George HW Bush Remembered As An ‘Old Friend’ In China For Ignoring Henry Kissinger’s Instructions


Former President George H.W. Bush had a lasting impression on millions of lives, and after his death on November 30, a number of people have paid their respects with words of praise and appreciation for the late president. One man that has offered his condolences is Chinese President Xi Jinping, who leads a country that the South China Morning Post reported “deeply respected” the former president — and one which considers him “an old friend.”

During a meeting with President Donald Trump at last week’s G20 Summit in Argentina, CNN noted that President Xi Jinping expressed that he was “greatly saddened” by the late president’s passing, and praised his role in improving the relationship between China and the United States.

The South China Morning Post also reported other international-relations experts speaking highly of Bush, including Pang Zhongying, who remembered the late president for his “lasting imprint on US-China ties with his tremendous job in forging closer relations since the early 1970s.”

Bush is remembered as the “unofficial ambassador” of the United States to China, serving as head of the U.S. liaison office in Beijing in the mid-1970s despite being instructed not to do so by Henry Kissinger — who the South Moon China Post noted was critical of the late president for being “too ‘soft’ for power diplomacy and statecraft.”

During the years before his presidency, he was known for his bike rides through the Chinese capital with his wife Barbara, and had formed strong bonds with not only the leaders of the country, but its government and culture as a whole.

“He did bond with the country. I think (after he left) he felt a certain custodial sense towards China,” Asia’s Society Center on US-China relations director Orville Schell told CNN.

The relations continued under his new title as president. Shortly after his election to the position in 1988, the previously “all time high” relationship between the two countries was damaged after the Tiananmen Square massacre on June 4, 1989.
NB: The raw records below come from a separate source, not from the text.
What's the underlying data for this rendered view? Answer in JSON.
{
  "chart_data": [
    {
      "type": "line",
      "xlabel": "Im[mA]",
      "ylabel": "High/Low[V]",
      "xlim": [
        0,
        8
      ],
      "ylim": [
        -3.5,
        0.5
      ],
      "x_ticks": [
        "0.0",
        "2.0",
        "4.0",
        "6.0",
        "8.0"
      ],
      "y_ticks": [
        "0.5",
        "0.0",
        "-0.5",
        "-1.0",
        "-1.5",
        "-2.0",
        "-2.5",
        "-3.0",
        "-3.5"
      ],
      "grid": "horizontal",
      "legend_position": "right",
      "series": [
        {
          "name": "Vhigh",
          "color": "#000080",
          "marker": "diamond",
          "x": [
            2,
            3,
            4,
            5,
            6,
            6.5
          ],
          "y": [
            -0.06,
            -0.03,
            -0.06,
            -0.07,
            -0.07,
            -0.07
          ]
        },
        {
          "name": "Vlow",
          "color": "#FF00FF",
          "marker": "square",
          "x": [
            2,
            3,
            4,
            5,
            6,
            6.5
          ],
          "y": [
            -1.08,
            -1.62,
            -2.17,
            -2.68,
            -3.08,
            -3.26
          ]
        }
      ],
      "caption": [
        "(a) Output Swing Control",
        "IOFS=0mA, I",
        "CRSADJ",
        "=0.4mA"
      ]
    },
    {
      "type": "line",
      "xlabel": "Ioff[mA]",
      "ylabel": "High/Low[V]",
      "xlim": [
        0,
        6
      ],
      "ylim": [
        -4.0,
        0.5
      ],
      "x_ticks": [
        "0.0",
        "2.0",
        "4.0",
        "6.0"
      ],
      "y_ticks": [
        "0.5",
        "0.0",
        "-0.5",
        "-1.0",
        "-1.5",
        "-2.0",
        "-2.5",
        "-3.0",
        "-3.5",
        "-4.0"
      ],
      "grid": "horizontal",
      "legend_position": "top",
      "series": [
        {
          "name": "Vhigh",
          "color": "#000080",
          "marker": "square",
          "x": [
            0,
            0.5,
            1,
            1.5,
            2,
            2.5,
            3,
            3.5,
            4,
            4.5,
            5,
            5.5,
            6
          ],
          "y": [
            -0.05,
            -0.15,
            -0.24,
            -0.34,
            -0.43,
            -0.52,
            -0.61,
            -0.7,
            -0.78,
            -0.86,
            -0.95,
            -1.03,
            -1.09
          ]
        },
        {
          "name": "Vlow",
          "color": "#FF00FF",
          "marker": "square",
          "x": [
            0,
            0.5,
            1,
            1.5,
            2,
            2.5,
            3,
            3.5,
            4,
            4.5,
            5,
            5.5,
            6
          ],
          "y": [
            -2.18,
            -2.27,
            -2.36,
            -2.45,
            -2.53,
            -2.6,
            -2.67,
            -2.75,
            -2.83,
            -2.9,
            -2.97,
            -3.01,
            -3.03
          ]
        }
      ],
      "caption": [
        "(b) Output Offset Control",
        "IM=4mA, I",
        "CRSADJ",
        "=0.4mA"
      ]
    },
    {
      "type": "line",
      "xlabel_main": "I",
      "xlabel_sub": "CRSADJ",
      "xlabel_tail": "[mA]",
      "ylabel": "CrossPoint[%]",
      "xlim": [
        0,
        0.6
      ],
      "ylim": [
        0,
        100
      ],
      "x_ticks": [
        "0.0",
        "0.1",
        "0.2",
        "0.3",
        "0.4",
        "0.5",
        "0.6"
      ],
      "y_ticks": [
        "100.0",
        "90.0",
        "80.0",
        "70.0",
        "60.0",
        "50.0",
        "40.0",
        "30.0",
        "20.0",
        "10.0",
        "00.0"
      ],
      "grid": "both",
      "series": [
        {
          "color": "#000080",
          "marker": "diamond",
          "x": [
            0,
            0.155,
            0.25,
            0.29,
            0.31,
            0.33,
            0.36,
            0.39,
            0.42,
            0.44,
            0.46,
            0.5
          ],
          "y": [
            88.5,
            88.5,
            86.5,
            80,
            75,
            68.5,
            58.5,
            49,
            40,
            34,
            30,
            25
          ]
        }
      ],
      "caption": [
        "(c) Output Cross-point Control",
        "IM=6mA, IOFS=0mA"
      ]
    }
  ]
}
While his administration immediately imposed sanctions on the Chinese government in the aftermath of the event, the president controversially chose to reach out to Beijing’s leadership in private to keep the relationship intact, an act that was truly defining of George H.W. Bush in the minds of the Chinese.

“Deng Xiaoping never forgot that after 1989, when China’s luck was really down and Deng was smarting from a terrible self-inflicted wound, Bush came to the rescue,” Schell said.

Post presidency, the first Bush made a number of visits back to China, where he was always given what Southern Methodist University’s Center for Presidential History director Jeffrey Engel described as an “amazing” reception.

“He was not greeted as a former President, he was greeted a President…,” said Engel, who traveled with Bush during his visits in 2006. “He remarked at the time, nowhere else in the world did they treat him with as much reverence as when he went to China.”

And the feelings was mutual — in the foreword to The China Diary of George H.W. Bush, the former president expressed his immense adoration for the country.

“I love the Chinese people,” he wrote. “One of my dreams for our world is that these two powerful giants will continue working toward a full partnership and friendship that will bring peace and prosperity to people everywhere.”